Non ho tempo
“Non ho molto tempo”, scriveva nel suo diario Alfredo. Tempo per dormire, tempo per giubilare, tempo per dolersi. I graffi dei combattimenti rigavano il suo volto. Lo specchio restituiva un viso sbiancato ma scintillante, come fosse un pupazzo di latta o un pagliaccio circense.
Non aveva tempo Alfredo per discutere sul valore delle proprie esaltazioni giacché, così scriveva, “…ogni pretesto che è necessario per la sopravvivenza risulta banale di fronte alla crudeltà della storia.”
Un’anima vecchia, vecchia di cento e cento anni, un’anima saggia, lucida, troppo vecchia, esageratamente anarchica, abitava la sua età. Era accaduto, era così.
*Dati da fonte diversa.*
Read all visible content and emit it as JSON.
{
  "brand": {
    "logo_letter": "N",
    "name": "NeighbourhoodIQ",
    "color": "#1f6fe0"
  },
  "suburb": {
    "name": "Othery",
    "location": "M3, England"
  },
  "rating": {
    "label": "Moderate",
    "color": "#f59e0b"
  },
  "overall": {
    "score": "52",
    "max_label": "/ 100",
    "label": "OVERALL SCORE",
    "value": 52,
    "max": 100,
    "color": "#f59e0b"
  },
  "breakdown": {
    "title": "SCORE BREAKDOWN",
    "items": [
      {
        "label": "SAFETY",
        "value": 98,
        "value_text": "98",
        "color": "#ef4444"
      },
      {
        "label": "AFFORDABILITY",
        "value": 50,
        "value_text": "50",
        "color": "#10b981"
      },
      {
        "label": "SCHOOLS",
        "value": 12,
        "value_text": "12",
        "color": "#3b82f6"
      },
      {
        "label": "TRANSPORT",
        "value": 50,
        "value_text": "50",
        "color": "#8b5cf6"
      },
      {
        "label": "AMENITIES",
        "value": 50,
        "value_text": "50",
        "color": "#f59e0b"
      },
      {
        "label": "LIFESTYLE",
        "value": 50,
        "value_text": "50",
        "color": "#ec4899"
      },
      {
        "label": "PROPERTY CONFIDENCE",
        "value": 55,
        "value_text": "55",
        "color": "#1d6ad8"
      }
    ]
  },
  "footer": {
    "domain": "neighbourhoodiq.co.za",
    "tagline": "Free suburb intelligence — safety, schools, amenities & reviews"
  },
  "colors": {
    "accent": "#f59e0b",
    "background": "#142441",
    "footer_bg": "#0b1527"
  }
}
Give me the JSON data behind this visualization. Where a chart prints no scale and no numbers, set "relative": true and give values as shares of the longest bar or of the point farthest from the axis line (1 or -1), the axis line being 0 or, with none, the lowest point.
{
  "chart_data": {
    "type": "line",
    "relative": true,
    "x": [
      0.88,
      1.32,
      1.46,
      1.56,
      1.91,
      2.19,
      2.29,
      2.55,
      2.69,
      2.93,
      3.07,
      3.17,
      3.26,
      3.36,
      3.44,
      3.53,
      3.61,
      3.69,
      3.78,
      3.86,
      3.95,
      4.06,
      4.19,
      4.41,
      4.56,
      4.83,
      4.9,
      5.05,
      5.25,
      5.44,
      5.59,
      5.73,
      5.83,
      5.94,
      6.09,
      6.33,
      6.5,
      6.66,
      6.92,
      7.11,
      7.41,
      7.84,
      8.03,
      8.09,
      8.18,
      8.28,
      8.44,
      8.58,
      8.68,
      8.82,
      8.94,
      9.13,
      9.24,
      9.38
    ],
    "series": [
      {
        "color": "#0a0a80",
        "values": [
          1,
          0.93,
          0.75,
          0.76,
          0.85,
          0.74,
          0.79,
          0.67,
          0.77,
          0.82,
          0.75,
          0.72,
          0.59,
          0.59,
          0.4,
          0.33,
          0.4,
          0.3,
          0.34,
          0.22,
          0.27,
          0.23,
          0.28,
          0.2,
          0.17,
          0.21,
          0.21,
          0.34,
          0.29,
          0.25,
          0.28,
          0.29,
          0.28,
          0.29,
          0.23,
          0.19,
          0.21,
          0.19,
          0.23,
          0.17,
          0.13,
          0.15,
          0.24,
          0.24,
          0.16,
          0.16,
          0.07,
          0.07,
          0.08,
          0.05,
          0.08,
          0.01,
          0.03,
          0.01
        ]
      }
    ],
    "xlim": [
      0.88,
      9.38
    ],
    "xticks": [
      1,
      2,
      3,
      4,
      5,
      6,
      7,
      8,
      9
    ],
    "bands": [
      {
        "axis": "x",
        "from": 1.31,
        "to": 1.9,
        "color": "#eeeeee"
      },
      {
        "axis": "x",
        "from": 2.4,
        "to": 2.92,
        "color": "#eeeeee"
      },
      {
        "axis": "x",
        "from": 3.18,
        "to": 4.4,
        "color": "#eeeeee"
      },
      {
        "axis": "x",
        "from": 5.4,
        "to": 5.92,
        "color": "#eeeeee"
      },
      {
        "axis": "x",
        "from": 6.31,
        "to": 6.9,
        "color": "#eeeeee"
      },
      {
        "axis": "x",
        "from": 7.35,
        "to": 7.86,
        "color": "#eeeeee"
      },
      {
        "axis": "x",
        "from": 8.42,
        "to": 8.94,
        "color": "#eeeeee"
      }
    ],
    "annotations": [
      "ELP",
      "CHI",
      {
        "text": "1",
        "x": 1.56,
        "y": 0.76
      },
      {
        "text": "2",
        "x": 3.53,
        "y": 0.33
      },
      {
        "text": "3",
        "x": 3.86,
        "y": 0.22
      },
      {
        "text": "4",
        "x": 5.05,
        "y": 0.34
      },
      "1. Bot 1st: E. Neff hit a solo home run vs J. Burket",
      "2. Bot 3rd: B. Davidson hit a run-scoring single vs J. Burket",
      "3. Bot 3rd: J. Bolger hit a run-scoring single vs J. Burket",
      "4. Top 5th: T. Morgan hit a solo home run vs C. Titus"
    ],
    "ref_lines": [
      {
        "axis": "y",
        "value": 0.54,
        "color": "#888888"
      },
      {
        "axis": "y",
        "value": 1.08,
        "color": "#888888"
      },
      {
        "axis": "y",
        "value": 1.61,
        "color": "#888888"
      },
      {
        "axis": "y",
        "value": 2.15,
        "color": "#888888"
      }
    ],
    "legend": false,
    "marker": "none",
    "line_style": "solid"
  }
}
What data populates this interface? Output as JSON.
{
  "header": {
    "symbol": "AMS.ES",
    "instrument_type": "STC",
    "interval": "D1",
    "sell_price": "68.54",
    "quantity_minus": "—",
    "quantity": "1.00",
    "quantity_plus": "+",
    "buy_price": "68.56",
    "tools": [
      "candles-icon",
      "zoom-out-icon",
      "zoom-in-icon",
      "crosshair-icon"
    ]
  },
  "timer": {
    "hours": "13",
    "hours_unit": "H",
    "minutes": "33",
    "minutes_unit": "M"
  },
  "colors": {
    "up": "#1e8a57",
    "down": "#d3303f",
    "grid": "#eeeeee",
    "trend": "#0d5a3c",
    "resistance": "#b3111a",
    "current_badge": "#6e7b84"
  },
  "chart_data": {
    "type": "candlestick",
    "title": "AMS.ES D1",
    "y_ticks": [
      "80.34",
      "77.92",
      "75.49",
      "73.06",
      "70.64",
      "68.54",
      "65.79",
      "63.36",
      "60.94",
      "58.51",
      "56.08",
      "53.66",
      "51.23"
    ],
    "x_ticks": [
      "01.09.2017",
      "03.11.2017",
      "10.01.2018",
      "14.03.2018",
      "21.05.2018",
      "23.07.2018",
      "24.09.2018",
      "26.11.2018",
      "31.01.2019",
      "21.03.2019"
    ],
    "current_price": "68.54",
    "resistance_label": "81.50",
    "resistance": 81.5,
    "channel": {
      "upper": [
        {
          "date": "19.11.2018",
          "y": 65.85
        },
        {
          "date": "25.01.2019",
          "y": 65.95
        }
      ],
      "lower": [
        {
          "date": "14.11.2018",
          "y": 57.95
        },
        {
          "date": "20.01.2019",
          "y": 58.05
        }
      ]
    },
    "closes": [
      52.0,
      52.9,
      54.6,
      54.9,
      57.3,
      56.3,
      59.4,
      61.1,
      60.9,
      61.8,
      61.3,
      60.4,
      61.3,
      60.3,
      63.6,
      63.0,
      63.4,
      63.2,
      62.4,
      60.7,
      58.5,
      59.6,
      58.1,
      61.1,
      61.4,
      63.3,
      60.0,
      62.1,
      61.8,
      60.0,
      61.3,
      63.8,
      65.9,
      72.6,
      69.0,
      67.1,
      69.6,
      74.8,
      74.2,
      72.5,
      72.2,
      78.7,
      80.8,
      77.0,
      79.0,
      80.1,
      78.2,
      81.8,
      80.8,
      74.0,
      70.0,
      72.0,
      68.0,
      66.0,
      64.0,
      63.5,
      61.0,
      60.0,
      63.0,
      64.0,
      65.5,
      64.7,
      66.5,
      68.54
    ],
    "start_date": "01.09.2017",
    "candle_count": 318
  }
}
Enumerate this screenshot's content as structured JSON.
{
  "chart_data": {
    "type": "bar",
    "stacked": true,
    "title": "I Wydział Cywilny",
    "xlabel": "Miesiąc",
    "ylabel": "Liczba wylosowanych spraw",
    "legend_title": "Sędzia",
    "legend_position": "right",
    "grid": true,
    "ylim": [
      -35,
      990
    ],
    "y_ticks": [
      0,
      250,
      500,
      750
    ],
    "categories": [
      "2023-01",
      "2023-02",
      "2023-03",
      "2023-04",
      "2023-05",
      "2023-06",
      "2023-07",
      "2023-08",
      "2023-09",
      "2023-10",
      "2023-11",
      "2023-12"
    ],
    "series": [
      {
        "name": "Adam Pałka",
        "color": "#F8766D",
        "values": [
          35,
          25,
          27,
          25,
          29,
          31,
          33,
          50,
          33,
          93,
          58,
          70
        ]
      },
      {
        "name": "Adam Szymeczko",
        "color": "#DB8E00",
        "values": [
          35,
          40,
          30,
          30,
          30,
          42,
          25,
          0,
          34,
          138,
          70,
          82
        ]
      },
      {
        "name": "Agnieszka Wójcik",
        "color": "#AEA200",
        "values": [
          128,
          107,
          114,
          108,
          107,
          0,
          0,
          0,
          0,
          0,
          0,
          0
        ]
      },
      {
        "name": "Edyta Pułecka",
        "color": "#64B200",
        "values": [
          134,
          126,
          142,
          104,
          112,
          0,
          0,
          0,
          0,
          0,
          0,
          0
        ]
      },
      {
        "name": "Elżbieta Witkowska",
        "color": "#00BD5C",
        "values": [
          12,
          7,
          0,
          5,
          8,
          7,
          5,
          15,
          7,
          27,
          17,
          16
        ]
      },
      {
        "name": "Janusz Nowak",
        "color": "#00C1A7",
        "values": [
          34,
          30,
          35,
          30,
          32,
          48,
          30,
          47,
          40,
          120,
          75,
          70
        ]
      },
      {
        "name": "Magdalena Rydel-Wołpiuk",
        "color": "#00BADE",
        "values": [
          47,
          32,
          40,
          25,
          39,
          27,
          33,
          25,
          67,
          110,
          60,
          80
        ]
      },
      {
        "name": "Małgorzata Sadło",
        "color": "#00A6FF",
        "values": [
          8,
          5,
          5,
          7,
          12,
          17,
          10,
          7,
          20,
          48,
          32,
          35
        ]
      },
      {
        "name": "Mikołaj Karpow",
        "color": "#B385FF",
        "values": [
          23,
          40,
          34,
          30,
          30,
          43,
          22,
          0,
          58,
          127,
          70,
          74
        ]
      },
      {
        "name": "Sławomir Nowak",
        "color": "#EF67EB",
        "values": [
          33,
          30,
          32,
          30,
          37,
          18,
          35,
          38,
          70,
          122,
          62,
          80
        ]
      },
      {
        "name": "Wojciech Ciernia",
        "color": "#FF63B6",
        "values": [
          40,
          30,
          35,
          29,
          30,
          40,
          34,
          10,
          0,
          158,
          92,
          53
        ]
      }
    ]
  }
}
Aveva dimenticato le giovanili buone abitudini: mangiare due volte al giorno, dormire di notte, riposare il pomeriggio, leggere il giornale la mattina. Tutto il suo tempo, o almeno quel poco tempo che gli restava, lo trascorreva scrivendo il suo diario.
Non abitava in un posto preciso della sua mente la chiarezza e anche i suoi agili nervi, oppressi oltre misura dalla elasticità dei suoi propositi, si erano così tanto ingarbugliati che di buon senso o di responsabilità il suo cervello non voleva proprio saperne.
Abitava i luoghi come fossero gli ultimi spazi disponibili. Alfredo, guardingo, scrutava le persone che incrociava per strada come fossero personaggi rimasti a prolungare oltre tempo l’atto di una commedia, ma del brioso canovaccio non percepiva mai le battute conclusive. Invero, la soluzione era a portata di mano, se solo si fosse davvero bene concentrato sui protagonisti, da loro, infatti, avrebbe colto tutti i segni efficaci a modificare la sua natura stravagante.
Ma un’anima vecchia non può gestire la quotidianità della normalità, la longevità del suo essere spirituale era così antica, remota, arcaica e legata ai secoli dell’esperienza che nessuna emozione poteva ormai più turbarla.
Attònito, ma spedito, Alfredo trapassava la vita verso altre vite e questo accadeva ogni giorno, ogni mattina. Lui non aveva tempo per viverne una sola.
Ah l’amore, e l’amore, come fosse l’ultima storia da raccontare, lui lo raccontò. Alfredo descrisse sul proprio quaderno la storia di Camille. Raccontò dell’acqua chiara del lago, del fruscio degli alberi e dell’odore umido del corpo. Scrisse di dialoghi, di lucidi ricordi, di cantate al pianoforte. Raccontò di loro due e della pioggia di stelle.
Non ebbe tempo di finire il racconto, la sua anima si scontrò con l’inarrivabile, con l’utopia al di là delle parole, oltre i gesti.
Ancora vaga l’anima di Alfredo, in attesa.